Любопытно, что в «Записках профана» речь идет и о Л.Н. Толстом-педагоге, которого Михайловский, как отмечал и С.А. Золотарев, ставил неизмеримо выше своих противников, для которого важнее был народ, который «не ездит на одном “коньке”, свободен от нетерпимости в мнениях, и сам готов считать наилучшим яснополянское определение педагогики как науки, изучающей условия благоприятные и неблагоприятные для стремлений ученика и учителя к равенству в общем образовании. Но при этом Михайловский разбивает “твердые, как камень”, мнения Руссо о прирожденном совершенстве и не желает искать научных идеалов позади, а не впереди» [8, с. 136].

В «Записках профана» народ (реальные люди, т.е. профаны) создает условия для развития науки. В свою очередь, наука служит народу и отчитывается перед ним, удовлетворяя потребности в познании, справедливости, в благе. Таков взгляд на социальный мир действующих людей – профанов. Для Михайловского такое видение и есть субъективный метод в действии.
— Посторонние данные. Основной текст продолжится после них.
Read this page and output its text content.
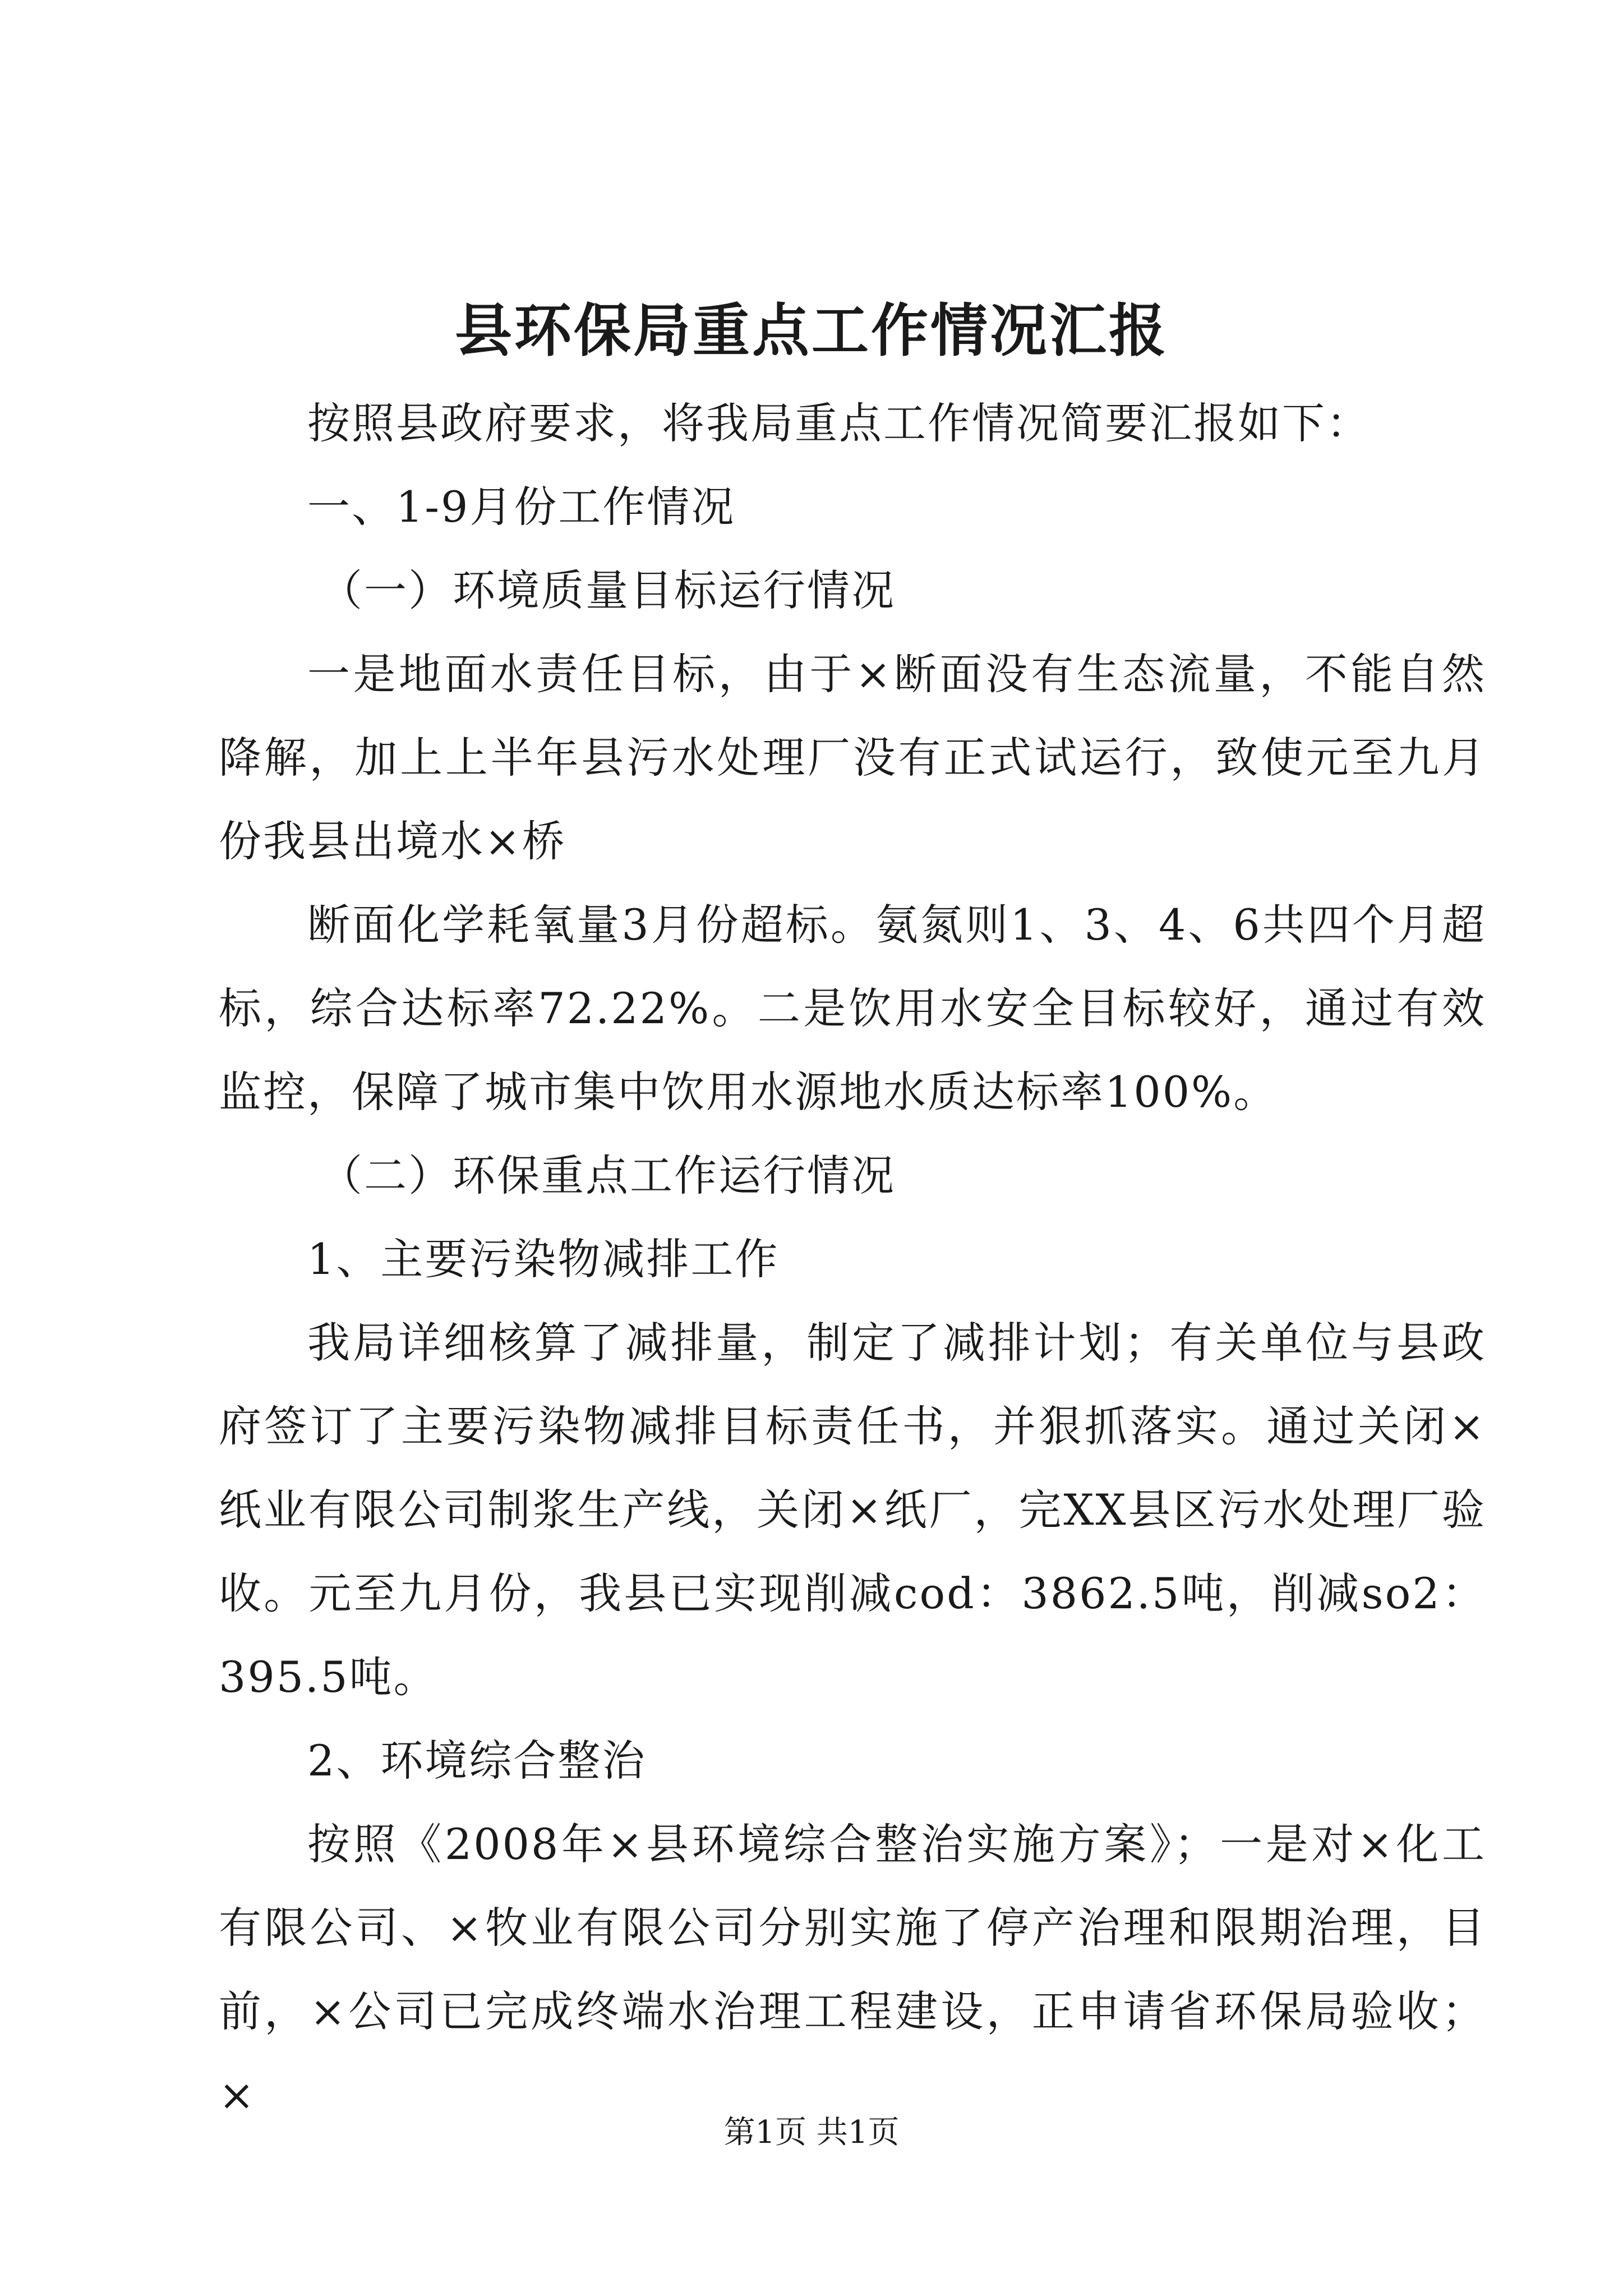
县环保局重点工作情况汇报

按照县政府要求，将我局重点工作情况简要汇报如下：

一、1-9月份工作情况

（一）环境质量目标运行情况

一是地面水责任目标，由于×断面没有生态流量，不能自然降解，加上上半年县污水处理厂没有正式试运行，致使元至九月份我县出境水×桥

断面化学耗氧量3月份超标。氨氮则1、3、4、6共四个月超标，综合达标率72.22%。二是饮用水安全目标较好，通过有效监控，保障了城市集中饮用水源地水质达标率100%。

（二）环保重点工作运行情况

1、主要污染物减排工作

我局详细核算了减排量，制定了减排计划；有关单位与县政府签订了主要污染物减排目标责任书，并狠抓落实。通过关闭×纸业有限公司制浆生产线，关闭×纸厂，完XX县区污水处理厂验收。元至九月份，我县已实现削减cod：3862.5吨，削减so2：395.5吨。

2、环境综合整治

按照《2008年×县环境综合整治实施方案》；一是对×化工有限公司、×牧业有限公司分别实施了停产治理和限期治理，目前，×公司已完成终端水治理工程建设，正申请省环保局验收；×

第1页 共1页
Следует напомнить, что Макаренко неоднократно сетовал на педагогическую науку, которая не разрабатывает методик работы с несовершеннолетними правонарушителями.

У Н.К. Михайловского логика субъективного метода раскрывается понятием «предвзятое мнение», или апперцепция, что, как утверждают ученые, является центральным понятием методологии гуманитарного познания. Михайловский отмечал, что апперцепция («предвзятое мнение») обусловливается «запасом предыдущего, бессознательного или сознательного приобретения опыта» и «высотой нравственного уровня исследователя». Перцепция (т.е. опыт) и апперцепция, взаимодействуя, определяют направленность внимания, приводят в действие уровень нравственности («вступает в действие второй элемент предвзятого мнения» [3, с. 58]). Эти и другие идеи Михайловского, на наш взгляд, были близки воззрениям Макаренко. Даже в макаренковской терминологии «проскальзывает» термин «апперцепция».
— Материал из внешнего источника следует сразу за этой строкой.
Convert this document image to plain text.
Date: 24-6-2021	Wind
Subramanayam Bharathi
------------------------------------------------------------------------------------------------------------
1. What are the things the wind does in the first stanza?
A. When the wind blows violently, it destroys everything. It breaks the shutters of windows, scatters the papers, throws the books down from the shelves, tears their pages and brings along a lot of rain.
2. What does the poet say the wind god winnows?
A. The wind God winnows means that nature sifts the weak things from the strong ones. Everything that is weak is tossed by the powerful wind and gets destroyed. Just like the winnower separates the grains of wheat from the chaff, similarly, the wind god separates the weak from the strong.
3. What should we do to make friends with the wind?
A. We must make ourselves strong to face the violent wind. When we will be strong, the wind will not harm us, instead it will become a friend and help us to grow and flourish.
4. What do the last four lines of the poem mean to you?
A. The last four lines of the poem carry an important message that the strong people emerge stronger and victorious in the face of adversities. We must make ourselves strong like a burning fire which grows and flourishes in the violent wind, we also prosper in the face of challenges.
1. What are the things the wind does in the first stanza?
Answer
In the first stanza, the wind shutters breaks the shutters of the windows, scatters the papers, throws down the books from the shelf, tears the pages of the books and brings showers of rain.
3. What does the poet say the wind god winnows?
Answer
В 1922 г. («Вместо коллоквиума) А.С. Макаренко засвидетельствовал, что досконально изучил труды ученых в области разнообразных наук. Так, по истории, писал Макаренко, «почти на память» знал Ключевского, Покровского, перечитывал Соловьева, хорошо знал монографии Костомарова и Павлова-Сильванского, труды Виппера, Аландского, Петрушевского, Кареева. «Вся литература по истории, имеющаяся на русском языке», была ему известна. «Феодализмом во всех его исторических и социологических проявлениях» больше всего интересовали Макаренко, был «прекрасно знаком с эпохой Великой французской революции». Педагог также засвидетельствовал, что читал социологические этюды «указанных исторических писателей», а также специальные труды социологов (по социологии лучше всего ему были известны работы о происхождении религии и о феодализме [2, с. 9, 10].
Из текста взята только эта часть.